Implications and Future Directions
AOR demonstrates that policy as code, iteratively synthesized via reflection on multimodal trial outcomes, is a viable path for closed-loop robot learning—bridging program synthesis and physical control. Its strengths are interpretability, modularity, and fine-grained diagnosis, making it well-suited not only to rapid prototyping but also to real-time debugging of existing policies.
Potential extensions include:
- Prompt steering to elicit non-classical, modern perception or control strategies from the LLM, rather than classical color-segmentation and phase-based state machines.
- Fusion with vision-language-action (VLA) foundation models for prior-based adaptation and combining sub-goal selection with low-level reflexion.
- Parallelized hypothesis generation to accelerate iteration and explicit mechanisms for diversity in controller proposals.

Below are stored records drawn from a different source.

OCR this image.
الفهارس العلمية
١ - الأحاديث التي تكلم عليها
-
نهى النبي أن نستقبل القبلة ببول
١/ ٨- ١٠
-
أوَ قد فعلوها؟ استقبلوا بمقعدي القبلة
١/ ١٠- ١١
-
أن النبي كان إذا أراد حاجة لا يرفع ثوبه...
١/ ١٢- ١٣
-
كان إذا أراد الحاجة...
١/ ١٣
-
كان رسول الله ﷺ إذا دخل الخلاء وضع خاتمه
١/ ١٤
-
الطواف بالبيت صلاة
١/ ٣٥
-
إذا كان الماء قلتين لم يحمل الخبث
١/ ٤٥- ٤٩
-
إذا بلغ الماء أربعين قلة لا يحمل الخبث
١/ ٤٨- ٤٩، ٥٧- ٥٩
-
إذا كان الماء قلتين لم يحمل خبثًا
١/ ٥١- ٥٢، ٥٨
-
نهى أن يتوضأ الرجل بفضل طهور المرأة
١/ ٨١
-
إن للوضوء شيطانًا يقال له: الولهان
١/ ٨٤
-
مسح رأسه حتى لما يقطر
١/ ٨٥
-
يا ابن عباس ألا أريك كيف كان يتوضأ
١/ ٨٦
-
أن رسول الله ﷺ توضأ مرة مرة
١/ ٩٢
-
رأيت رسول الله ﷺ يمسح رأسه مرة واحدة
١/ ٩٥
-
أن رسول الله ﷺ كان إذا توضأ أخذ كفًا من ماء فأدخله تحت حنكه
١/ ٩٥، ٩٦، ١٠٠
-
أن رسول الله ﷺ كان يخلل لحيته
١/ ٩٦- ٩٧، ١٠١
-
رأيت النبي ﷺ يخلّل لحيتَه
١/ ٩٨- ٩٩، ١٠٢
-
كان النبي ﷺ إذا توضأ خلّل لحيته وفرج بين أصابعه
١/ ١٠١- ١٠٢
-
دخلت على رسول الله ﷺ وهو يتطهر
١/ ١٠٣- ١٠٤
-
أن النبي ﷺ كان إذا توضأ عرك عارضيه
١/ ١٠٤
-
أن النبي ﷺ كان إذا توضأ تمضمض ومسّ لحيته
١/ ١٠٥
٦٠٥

- Formal characterization of convergence and sample complexity for various classes of failure modes.
Conclusion
AOR delineates a distinct regime in robot learning design, relying on multimodal policy code synthesis via LLM-driven reflection over trial outcomes. Its in-context improvement capabilities match or exceed LLM-based symbolic strategy revision frameworks in scope, while affording deeper diagnosis and adaptation for geometric and code-level errors. The results suggest that as code-driven LLMs and multimodal reasoning advance, frameworks like AOR will become prominent tools for scalable, interpretable, and adaptive physical AI system deployment.